Basin modeling usually comprises of a variety of different modeling parts: Starting from the reconstruction of geometries at paleotimes, (de)compaction of the rock matrix, pore pressure prediction, temperature analysis, and geomechanics.

The time-evolution of the geological relevant processes in a sedimentary basin is commonly described by a set of coupled partial differential equations (PDE), e.g. a heat-flow equation for the temperature analysis and a pore-water flow equation for the pore pressure prediction. The resulting set of equations is typically too complex to be handled analytically, so one usually relies on a numerical analysis. Rock properties like porosity, permeability or thermal conductivity are taken as constant within small parts of the basin, i.e. grid cells. By using this discretization of the problem combined with a finite element analysis, it is now possible to solve these partial differential equations on a computer. The numerical effort depends on the total number of cells used, i.e. when the number of cells is increased (and hence the spatial accuracy of the simulation) the computational costs are increasing as well. It is obvious that the number of cells needed to faithfully represent a sedimentary basin is strongly related to the homogeneity of the model.
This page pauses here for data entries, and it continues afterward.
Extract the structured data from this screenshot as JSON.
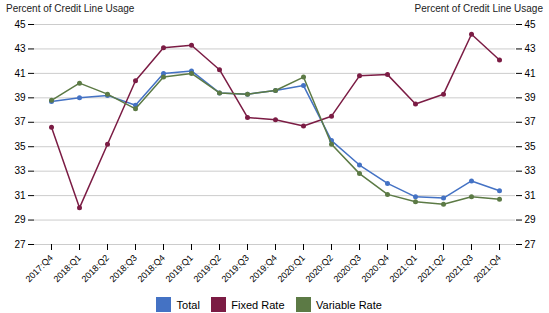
{
  "chart_data": {
    "type": "line",
    "categories": [
      "2017:Q4",
      "2018:Q1",
      "2018:Q2",
      "2018:Q3",
      "2018:Q4",
      "2019:Q1",
      "2019:Q2",
      "2019:Q3",
      "2019:Q4",
      "2020:Q1",
      "2020:Q2",
      "2020:Q3",
      "2020:Q4",
      "2021:Q1",
      "2021:Q2",
      "2021:Q3",
      "2021:Q4"
    ],
    "series": [
      {
        "name": "Total",
        "color": "#4472C4",
        "values": [
          38.7,
          39.0,
          39.2,
          38.4,
          41.0,
          41.2,
          39.4,
          39.3,
          39.6,
          40.0,
          35.5,
          33.5,
          32.0,
          30.9,
          30.8,
          32.2,
          31.4
        ]
      },
      {
        "name": "Fixed Rate",
        "color": "#7B1C44",
        "values": [
          36.6,
          30.0,
          35.2,
          40.4,
          43.1,
          43.3,
          41.3,
          37.4,
          37.2,
          36.7,
          37.5,
          40.8,
          40.9,
          38.5,
          39.3,
          44.2,
          42.1
        ]
      },
      {
        "name": "Variable Rate",
        "color": "#5C7A45",
        "values": [
          38.8,
          40.2,
          39.3,
          38.1,
          40.7,
          41.0,
          39.4,
          39.3,
          39.6,
          40.7,
          35.2,
          32.8,
          31.1,
          30.5,
          30.3,
          30.9,
          30.7
        ]
      }
    ],
    "y_label": "Percent of Credit Line Usage",
    "y2_label": "Percent of Credit Line Usage",
    "ylim": [
      27,
      45
    ],
    "yticks": [
      27,
      29,
      31,
      33,
      35,
      37,
      39,
      41,
      43,
      45
    ],
    "y2lim": [
      27,
      45
    ],
    "y2ticks": [
      27,
      29,
      31,
      33,
      35,
      37,
      39,
      41,
      43,
      45
    ],
    "grid": true,
    "legend": "bottom",
    "marker": "circle"
  }
}
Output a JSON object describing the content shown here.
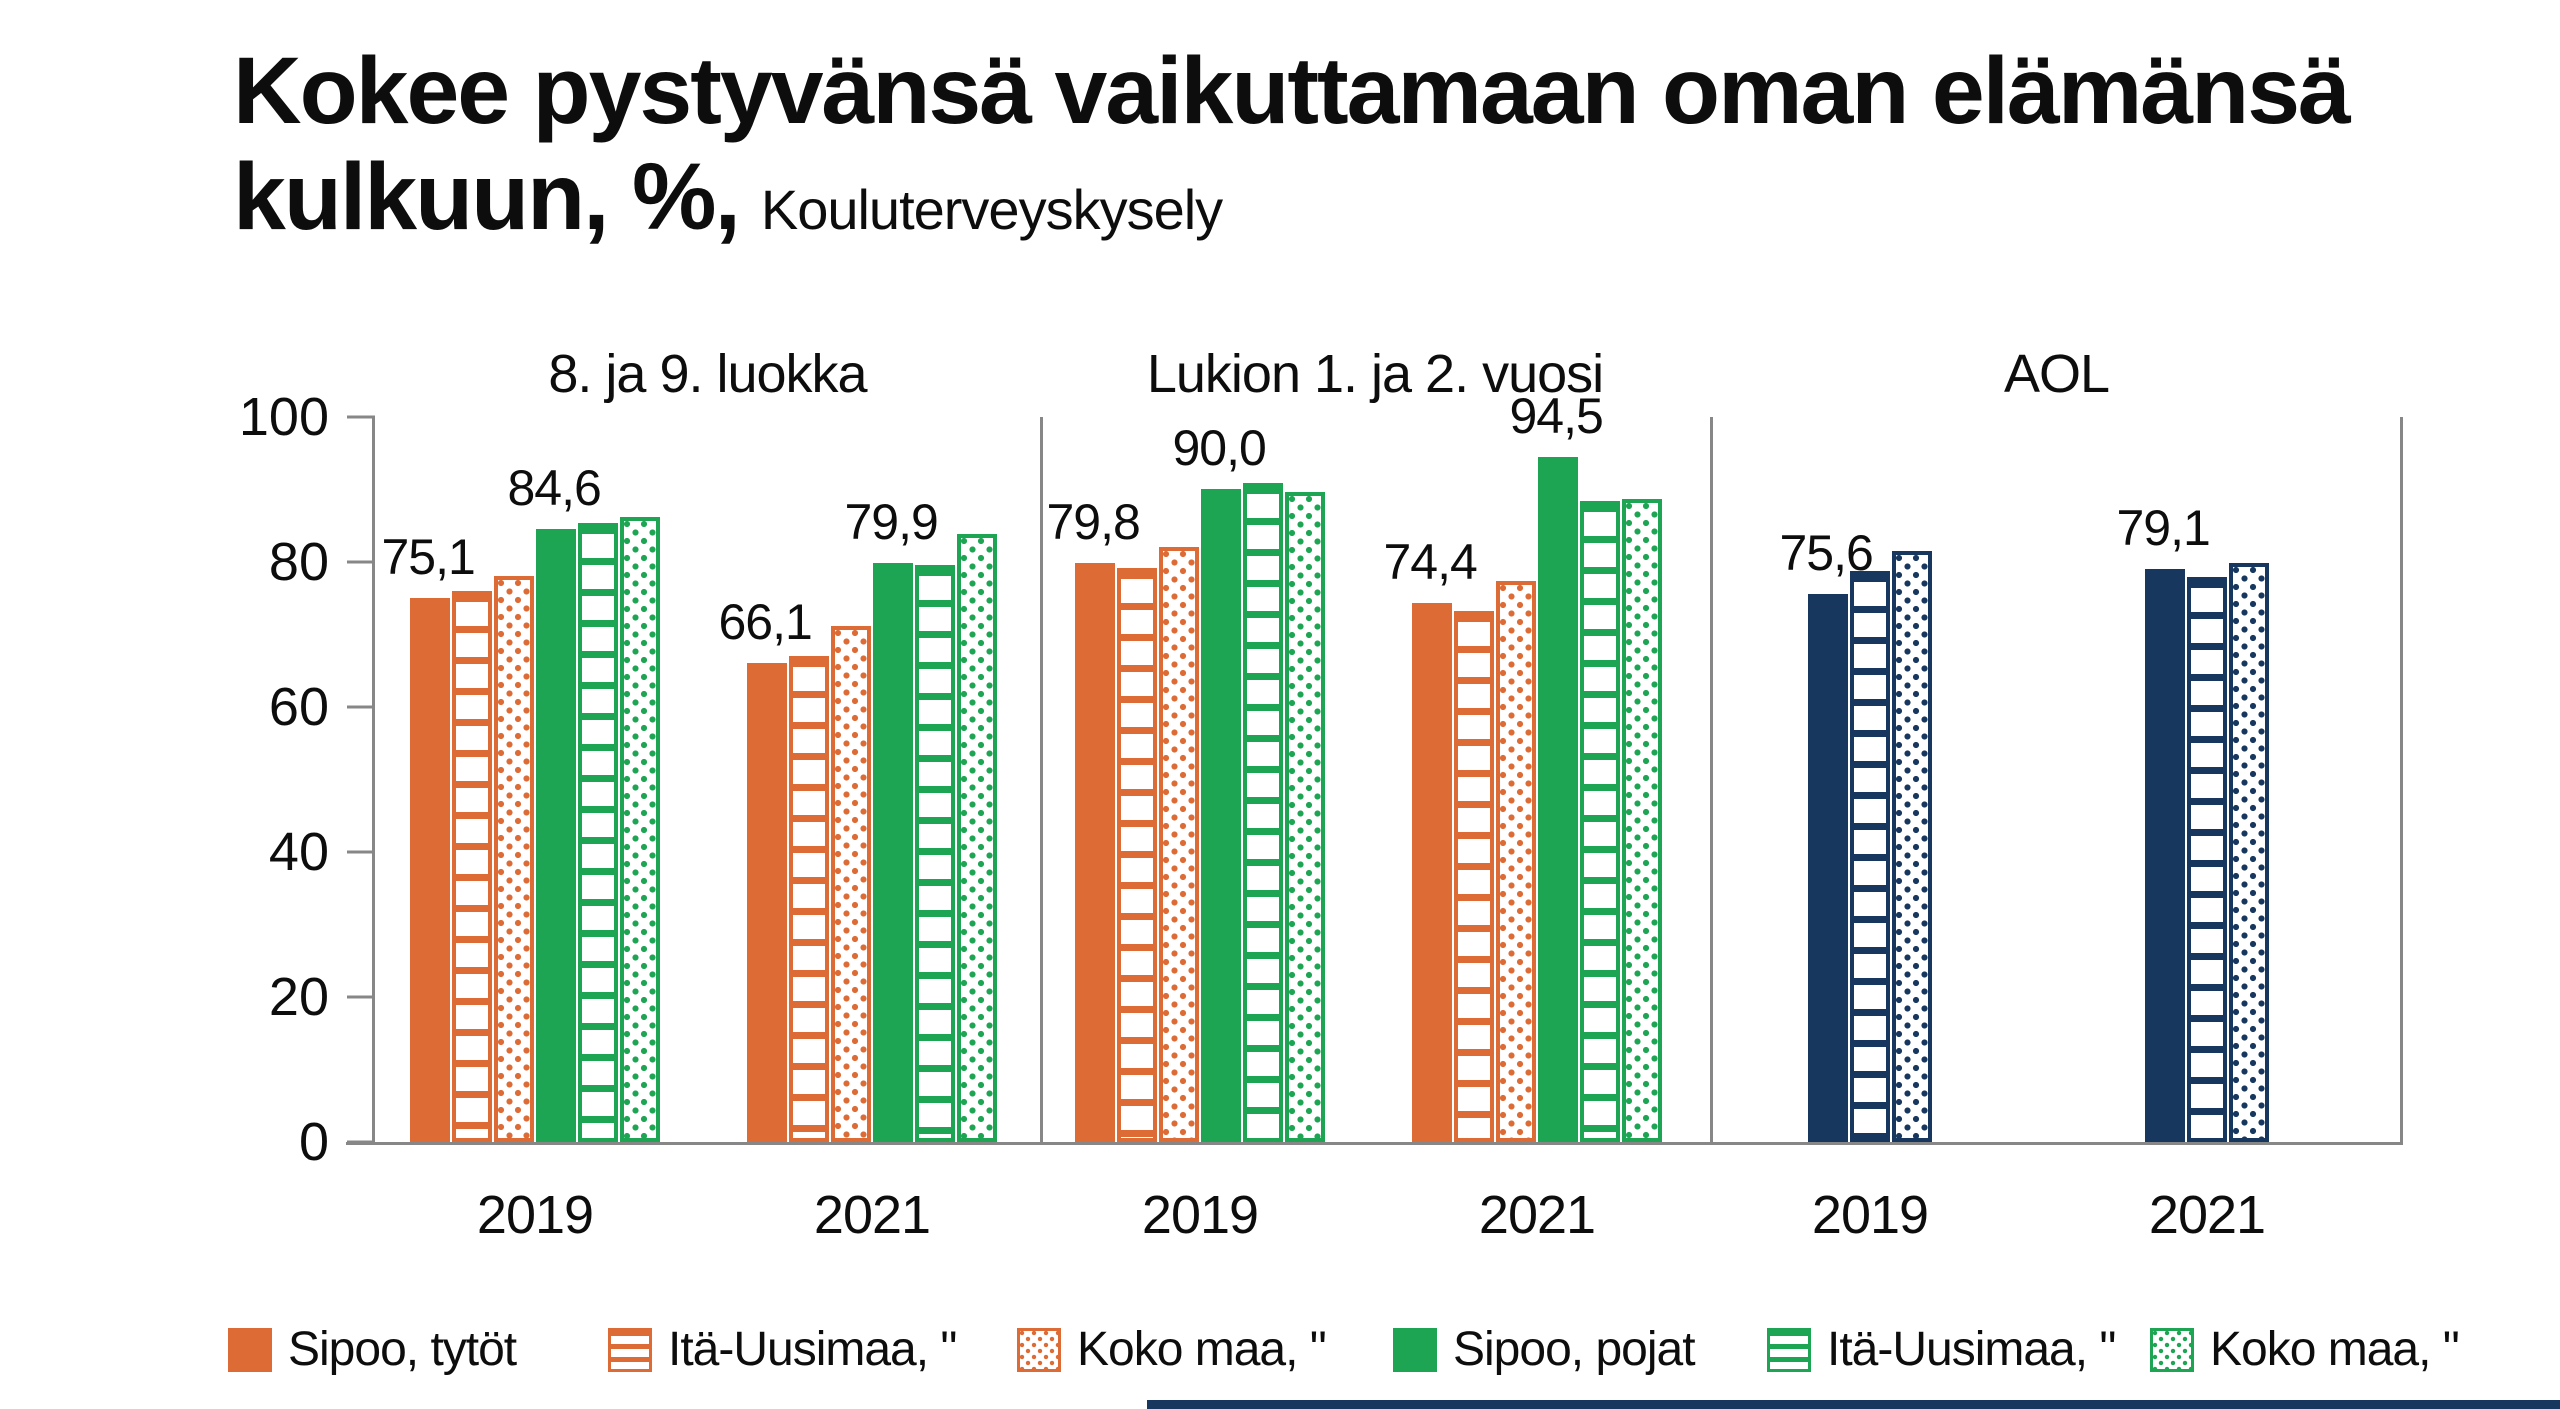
{
  "header": {
    "title_line1": "Kokee pystyvänsä vaikuttamaan oman elämänsä",
    "title_line2": "kulkuun, %,",
    "subtitle": "Kouluterveyskysely"
  },
  "chart_data": {
    "type": "bar",
    "title": "Kokee pystyvänsä vaikuttamaan oman elämänsä kulkuun, %, Kouluterveyskysely",
    "ylabel": "",
    "xlabel": "",
    "ylim": [
      0,
      100
    ],
    "yticks": [
      0,
      20,
      40,
      60,
      80,
      100
    ],
    "grid": false,
    "legend_position": "bottom",
    "colors": {
      "orange": "#DC6B35",
      "green": "#1EA554",
      "navy": "#17375E",
      "axis": "#878787"
    },
    "legend": [
      {
        "label": "Sipoo, tytöt",
        "color": "orange",
        "pattern": "solid"
      },
      {
        "label": "Itä-Uusimaa, \"",
        "color": "orange",
        "pattern": "hlines"
      },
      {
        "label": "Koko maa, \"",
        "color": "orange",
        "pattern": "dots"
      },
      {
        "label": "Sipoo, pojat",
        "color": "green",
        "pattern": "solid"
      },
      {
        "label": "Itä-Uusimaa, \"",
        "color": "green",
        "pattern": "hlines"
      },
      {
        "label": "Koko maa, \"",
        "color": "green",
        "pattern": "dots"
      }
    ],
    "panels": [
      {
        "title": "8. ja 9. luokka",
        "groups": [
          {
            "category": "2019",
            "bars": [
              {
                "series": "Sipoo, tytöt",
                "color": "orange",
                "pattern": "solid",
                "value": 75.1,
                "label": "75,1"
              },
              {
                "series": "Itä-Uusimaa, tytöt",
                "color": "orange",
                "pattern": "hlines",
                "value": 76.0
              },
              {
                "series": "Koko maa, tytöt",
                "color": "orange",
                "pattern": "dots",
                "value": 78.0
              },
              {
                "series": "Sipoo, pojat",
                "color": "green",
                "pattern": "solid",
                "value": 84.6,
                "label": "84,6"
              },
              {
                "series": "Itä-Uusimaa, pojat",
                "color": "green",
                "pattern": "hlines",
                "value": 85.4
              },
              {
                "series": "Koko maa, pojat",
                "color": "green",
                "pattern": "dots",
                "value": 86.2
              }
            ]
          },
          {
            "category": "2021",
            "bars": [
              {
                "series": "Sipoo, tytöt",
                "color": "orange",
                "pattern": "solid",
                "value": 66.1,
                "label": "66,1"
              },
              {
                "series": "Itä-Uusimaa, tytöt",
                "color": "orange",
                "pattern": "hlines",
                "value": 67.0
              },
              {
                "series": "Koko maa, tytöt",
                "color": "orange",
                "pattern": "dots",
                "value": 71.2
              },
              {
                "series": "Sipoo, pojat",
                "color": "green",
                "pattern": "solid",
                "value": 79.9,
                "label": "79,9"
              },
              {
                "series": "Itä-Uusimaa, pojat",
                "color": "green",
                "pattern": "hlines",
                "value": 79.6
              },
              {
                "series": "Koko maa, pojat",
                "color": "green",
                "pattern": "dots",
                "value": 83.9
              }
            ]
          }
        ]
      },
      {
        "title": "Lukion 1. ja 2. vuosi",
        "groups": [
          {
            "category": "2019",
            "bars": [
              {
                "series": "Sipoo, tytöt",
                "color": "orange",
                "pattern": "solid",
                "value": 79.8,
                "label": "79,8"
              },
              {
                "series": "Itä-Uusimaa, tytöt",
                "color": "orange",
                "pattern": "hlines",
                "value": 79.2
              },
              {
                "series": "Koko maa, tytöt",
                "color": "orange",
                "pattern": "dots",
                "value": 82.0
              },
              {
                "series": "Sipoo, pojat",
                "color": "green",
                "pattern": "solid",
                "value": 90.0,
                "label": "90,0"
              },
              {
                "series": "Itä-Uusimaa, pojat",
                "color": "green",
                "pattern": "hlines",
                "value": 90.9
              },
              {
                "series": "Koko maa, pojat",
                "color": "green",
                "pattern": "dots",
                "value": 89.6
              }
            ]
          },
          {
            "category": "2021",
            "bars": [
              {
                "series": "Sipoo, tytöt",
                "color": "orange",
                "pattern": "solid",
                "value": 74.4,
                "label": "74,4"
              },
              {
                "series": "Itä-Uusimaa, tytöt",
                "color": "orange",
                "pattern": "hlines",
                "value": 73.3
              },
              {
                "series": "Koko maa, tytöt",
                "color": "orange",
                "pattern": "dots",
                "value": 77.4
              },
              {
                "series": "Sipoo, pojat",
                "color": "green",
                "pattern": "solid",
                "value": 94.5,
                "label": "94,5"
              },
              {
                "series": "Itä-Uusimaa, pojat",
                "color": "green",
                "pattern": "hlines",
                "value": 88.4
              },
              {
                "series": "Koko maa, pojat",
                "color": "green",
                "pattern": "dots",
                "value": 88.7
              }
            ]
          }
        ]
      },
      {
        "title": "AOL",
        "groups": [
          {
            "category": "2019",
            "bars": [
              {
                "series": "Sipoo",
                "color": "navy",
                "pattern": "solid",
                "value": 75.6,
                "label": "75,6"
              },
              {
                "series": "Itä-Uusimaa, \"",
                "color": "navy",
                "pattern": "hlines",
                "value": 78.8
              },
              {
                "series": "Koko maa, \"",
                "color": "navy",
                "pattern": "dots",
                "value": 81.5
              }
            ]
          },
          {
            "category": "2021",
            "bars": [
              {
                "series": "Sipoo",
                "color": "navy",
                "pattern": "solid",
                "value": 79.1,
                "label": "79,1"
              },
              {
                "series": "Itä-Uusimaa, \"",
                "color": "navy",
                "pattern": "hlines",
                "value": 77.9
              },
              {
                "series": "Koko maa, \"",
                "color": "navy",
                "pattern": "dots",
                "value": 79.9
              }
            ]
          }
        ]
      }
    ]
  }
}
When a homogenous model with only minor spatial variations of the rock properties is considered, typically only a small number of cells is required. On the other hand, for a model with strong inhomogeneities this number has to be increased.

Modern basin simulators can handle models up to a size of a few hundred million cells. Limiting factors are restricted computation times and resources, however, it is highly desired to further enhance the spatial simulation accuracy, i.e. to increase the number of cells of the basin model.

Summary of the Invention

Anew gridding concept is considered which significantly improves the performance of basin simulators, hence enabling the user to create and simulate basin models with a higher accuracy than with prior art technology. The idea of this invention is simple: instead of using the same grid for all basin modeling processes, one could use different grids for different processes. This allows the simulator to focus the computational resources on (geo)physical processes where a high resolution is involved, while for other processes for which a high resolution is not involved, the computational costs can be reduced significantly.

Detailed Description of the Invention Including Examples and Drawings

As discussed in the introduction, the number of cells needed to faithfully simulate a basin model depends on the homogeneity of the model. The level of homogeneity can vary dramatically when considering different (geo)physical processes.